Die Stadt Duisburg hat sieben Künstler*innen eingeladen, vor oder an jeder der sieben Duisburger Bezirksverwaltungsstellen eine temporäre Kunstinstallation zu schaffen. Sie sollen ein „Dankeschön“ an die Bürgerinnen und Bürger für deren umsichtiges Verhalten in der Corona-Krise sein und gleichzeitig ein Aufruf, sich weiterhin so vorbildlich zu verhalten. Unter der Überschrift "Sieben auf einen Streich" möchte ich die Ergebnisse dieser Kunstaktion vor eurer Haustür vorstellen.

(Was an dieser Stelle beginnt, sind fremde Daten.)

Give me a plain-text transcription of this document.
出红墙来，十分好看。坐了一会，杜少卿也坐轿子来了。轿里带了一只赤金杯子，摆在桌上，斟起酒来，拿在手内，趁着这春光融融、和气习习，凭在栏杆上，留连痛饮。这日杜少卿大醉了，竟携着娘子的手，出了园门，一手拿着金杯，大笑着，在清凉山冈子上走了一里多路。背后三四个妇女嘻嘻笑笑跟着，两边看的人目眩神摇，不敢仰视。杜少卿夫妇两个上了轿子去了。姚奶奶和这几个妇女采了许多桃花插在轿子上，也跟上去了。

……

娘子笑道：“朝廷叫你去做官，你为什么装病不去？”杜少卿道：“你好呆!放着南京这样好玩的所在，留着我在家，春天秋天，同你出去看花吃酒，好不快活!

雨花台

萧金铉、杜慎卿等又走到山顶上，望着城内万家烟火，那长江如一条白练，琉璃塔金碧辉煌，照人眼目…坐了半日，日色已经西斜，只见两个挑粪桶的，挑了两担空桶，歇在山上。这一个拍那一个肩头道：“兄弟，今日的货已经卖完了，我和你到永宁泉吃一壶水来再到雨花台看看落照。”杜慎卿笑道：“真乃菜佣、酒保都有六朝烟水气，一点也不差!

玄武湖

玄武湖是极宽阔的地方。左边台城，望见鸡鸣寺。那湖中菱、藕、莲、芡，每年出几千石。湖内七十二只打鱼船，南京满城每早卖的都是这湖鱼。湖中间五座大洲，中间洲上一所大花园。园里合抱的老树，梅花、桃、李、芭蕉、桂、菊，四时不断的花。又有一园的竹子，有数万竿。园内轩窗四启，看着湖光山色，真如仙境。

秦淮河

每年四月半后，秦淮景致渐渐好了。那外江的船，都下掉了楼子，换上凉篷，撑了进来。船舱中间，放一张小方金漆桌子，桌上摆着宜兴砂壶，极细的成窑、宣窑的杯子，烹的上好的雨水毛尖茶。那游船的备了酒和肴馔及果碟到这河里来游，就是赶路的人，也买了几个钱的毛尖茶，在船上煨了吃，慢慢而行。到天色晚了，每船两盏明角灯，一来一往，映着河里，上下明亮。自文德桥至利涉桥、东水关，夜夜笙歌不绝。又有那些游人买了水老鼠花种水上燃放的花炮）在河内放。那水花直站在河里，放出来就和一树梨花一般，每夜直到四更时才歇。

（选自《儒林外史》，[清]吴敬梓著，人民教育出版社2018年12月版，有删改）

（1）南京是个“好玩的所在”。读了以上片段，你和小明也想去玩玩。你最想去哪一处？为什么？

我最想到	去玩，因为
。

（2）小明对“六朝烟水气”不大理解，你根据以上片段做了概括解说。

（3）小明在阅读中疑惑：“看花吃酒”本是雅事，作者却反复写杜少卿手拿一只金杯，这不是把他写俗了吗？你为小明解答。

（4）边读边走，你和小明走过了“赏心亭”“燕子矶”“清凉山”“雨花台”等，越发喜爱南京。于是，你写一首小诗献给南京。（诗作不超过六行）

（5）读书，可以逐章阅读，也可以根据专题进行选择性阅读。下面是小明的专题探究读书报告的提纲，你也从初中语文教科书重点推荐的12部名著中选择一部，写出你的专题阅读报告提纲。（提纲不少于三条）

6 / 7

Heute: "Baut Brücken - keine Mauern" von Marion Ruthardt und Gregor Wosik am Bezirksamt Meiderich/Beeck:

Will man hinunter zur U-Bahn am Meidericher Bahnhof, stolpert man quasi darüber: über das große dreidimensionale Street-Art-Motiv!

 

Zwei Hände tun hier das, was uns in der Coronazeit mit ihren AHA-Regeln immer noch untersagt ist: sie schütteln sich zum Gruß. Und alle, die bereits vergessen haben, was das bedeutet, können den Sinn der Geste und des Werks direkt noch einmal nachlesen: Wir sollten uns annähern, respektieren, uns die Hand reichen, egal ob wir schwarz sind oder weiß, Mann oder Frau ... Eine Message, die sicherlich nicht nur in Zeiten von "Abstand halten" und "Black Lives matter" immer wieder betont werden darf: "Brücken bauen, keine Mauern!"

 

Wer beim Anblick des Kunstwerkes Lust bekommt, selbst einmal Straßenmaler*in bzw. Streetartist zu werden, kann bei der Künstler*in aus Rheinhausen einen Workshop belegen! Na dann mal ran ans Pflaster!